This year Radioinfo will take you back 50 years to the songs that were released in 1974. It was a mighty fine year for music.
I happen to be in Germany at present, ahead of the RadioDays Europe conference for 2024. It felt appropriate to share Kraftwerk’s truly seminal 1974 album and song Autobahn while here.
For something so ahead of its time, and lengthy, it was remarkably commercially successful, albeit a shortened version. The album track runs at nearly 23 minutes. I can hear radio colleagues who have been around a while thinking “bathroom break song”. The single edit was cut down to 3:28, and an even shorter 3:06 in the UK.
It would make the top 30 in Australia and No 9 in Kraftwerk’s home of Germany, but it was the biggest hit of all, getting to No 4, in New Zealand.

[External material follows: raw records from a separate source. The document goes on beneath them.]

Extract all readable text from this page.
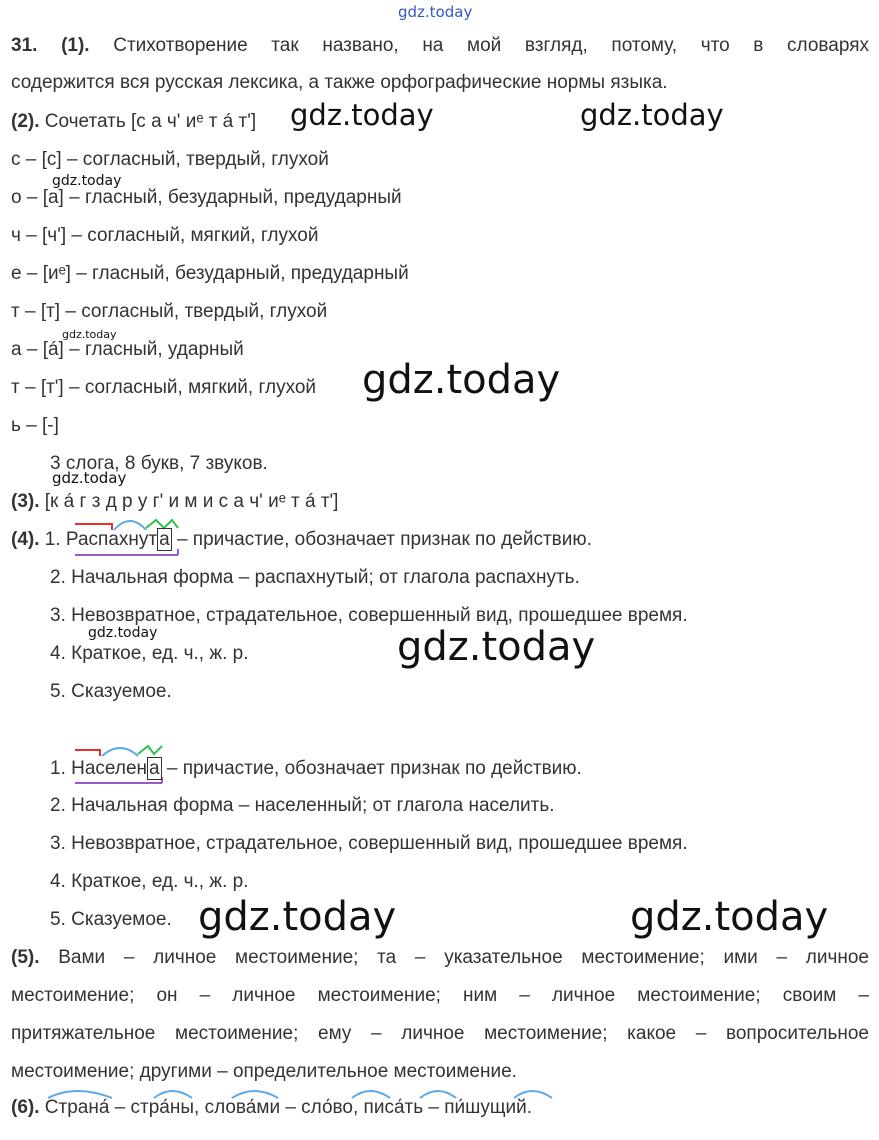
gdz.today
31. (1). Стихотворение так названо, на мой взгляд, потому, что в словарях
содержится вся русская лексика, а также орфографические нормы языка.
(2). Сочетать [с а ч' иᵉ т á т'] gdz.today	gdz.today
с – [с] – согласный, твердый, глухой
gdz.today
о – [а] – гласный, безударный, предударный
ч – [ч'] – согласный, мягкий, глухой
е – [иᵉ] – гласный, безударный, предударный
т – [т] – согласный, твердый, глухой
gdz.today
а – [á] – гласный, ударный
т – [т'] – согласный, мягкий, глухой gdz.today
ь – [-]
3 слога, 8 букв, 7 звуков.
gdz.today
(3). [к á г з д р у г' и м и с а ч' иᵉ т á т']
(4). 1. Распахнут а – причастие, обозначает признак по действию.
2. Начальная форма – распахнутый; от глагола распахнуть.
3. Невозвратное, страдательное, совершенный вид, прошедшее время.
gdz.today
4. Краткое, ед. ч., ж. р.	gdz.today
5. Сказуемое.
1. Населен а – причастие, обозначает признак по действию.
2. Начальная форма – населенный; от глагола населить.
3. Невозвратное, страдательное, совершенный вид, прошедшее время.
4. Краткое, ед. ч., ж. р.
5. Сказуемое. gdz.today	gdz.today
(5). Вами – личное местоимение; та – указательное местоимение; ими – личное
местоимение; он – личное местоимение; ним – личное местоимение; своим –
притяжательное местоимение; ему – личное местоимение; какое – вопросительное
местоимение; другими – определительное местоимение.
(6). Страна́ – стра́ны, слова́ми – сло́во, писа́ть – пи́шущий.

The song is designed to recreate the sensation of driving down a highway, or in this instance the then famously not speed limited Autobahn.

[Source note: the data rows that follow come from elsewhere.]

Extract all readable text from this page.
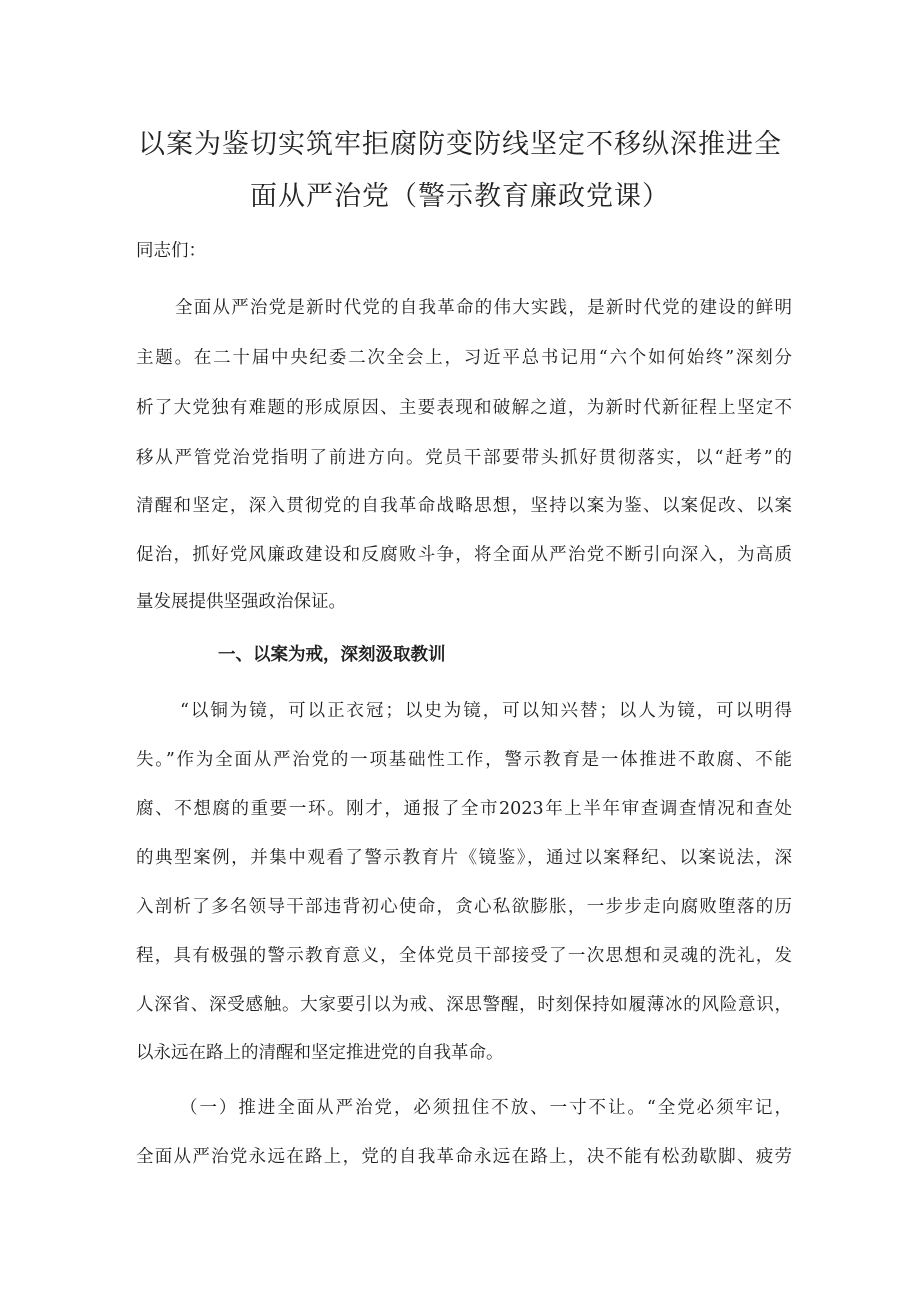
以案为鉴切实筑牢拒腐防变防线坚定不移纵深推进全
面从严治党（警示教育廉政党课）
同志们：
全面从严治党是新时代党的自我革命的伟大实践，是新时代党的建设的鲜明
主题。在二十届中央纪委二次全会上，习近平总书记用“六个如何始终”深刻分
析了大党独有难题的形成原因、主要表现和破解之道，为新时代新征程上坚定不
移从严管党治党指明了前进方向。党员干部要带头抓好贯彻落实，以“赶考”的
清醒和坚定，深入贯彻党的自我革命战略思想，坚持以案为鉴、以案促改、以案
促治，抓好党风廉政建设和反腐败斗争，将全面从严治党不断引向深入，为高质
量发展提供坚强政治保证。
一、以案为戒，深刻汲取教训
“以铜为镜，可以正衣冠；以史为镜，可以知兴替；以人为镜，可以明得
失。”作为全面从严治党的一项基础性工作，警示教育是一体推进不敢腐、不能
腐、不想腐的重要一环。刚才，通报了全市2023年上半年审查调查情况和查处
的典型案例，并集中观看了警示教育片《镜鉴》，通过以案释纪、以案说法，深
入剖析了多名领导干部违背初心使命，贪心私欲膨胀，一步步走向腐败堕落的历
程，具有极强的警示教育意义，全体党员干部接受了一次思想和灵魂的洗礼，发
人深省、深受感触。大家要引以为戒、深思警醒，时刻保持如履薄冰的风险意识，
以永远在路上的清醒和坚定推进党的自我革命。
（一）推进全面从严治党，必须扭住不放、一寸不让。“全党必须牢记，
全面从严治党永远在路上，党的自我革命永远在路上，决不能有松劲歇脚、疲劳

Kraftwerk had already released three albums before Autobahn, in a genre that became known as krautrock, a broad umbrella fusion of rock, improvisation and experimental early electronic sounds. In 1973 Kraftwerk decided to try becoming fully electronic with more of a pop flavour with guitarist Klaus Roder leaving the band after Autobahn as they had not further need for such conventional instruments.
Co-composer Ralf Hütter described Autobahn as a ‘sound painting’. It had a Minimoog playing the bass line, flute played by band mate and fellow composer Florian Schneider and an pioneering analogue vocoder processed some of the vocals and the vehicular beat.
While Kraftwerk would later record vocals for their albums in English, this had German lyrics with the line, “fahren fahren fahren” frequently being misheard as a nod to The Beachboys’ ‘Fun Fun Fun’, which is also about the joy of driving, until Daddy takes the T-bird away that is.
Fahren means drive in German, with Wolfgang Flür from the band saying of the mondegreen:
“That is wrong. But it works. Driving is fun. We had no speed limit on the autobahn, we could race through the highways, through the Alps, so yes, fahren fahren fahren, fun fun fun.
But it wasn’t anything to do with the Beach Boys!
We used to drive a lot, we used to listen to the sound of driving, the wind, passing cars and lorries, the rain, every moment the sounds around you are changing, and the idea was to rebuild those sounds on the synth.”
This band from Düsseldorf are now considered one of the most influential of all time to the later genres of synth pop, electronic dance music (EDM), house, disco and even hip-hop. In 2021 they were the first German band inducted into the Rock and Roll Hall of Fame and the album into the Grammy Hall of Fame in 2015. Kraftwerk still tour and came to Australia and NZ at the end of 2023.
By Jen Seyderhelm – Radioinfo Writer, Editor and Music Trivia Buff.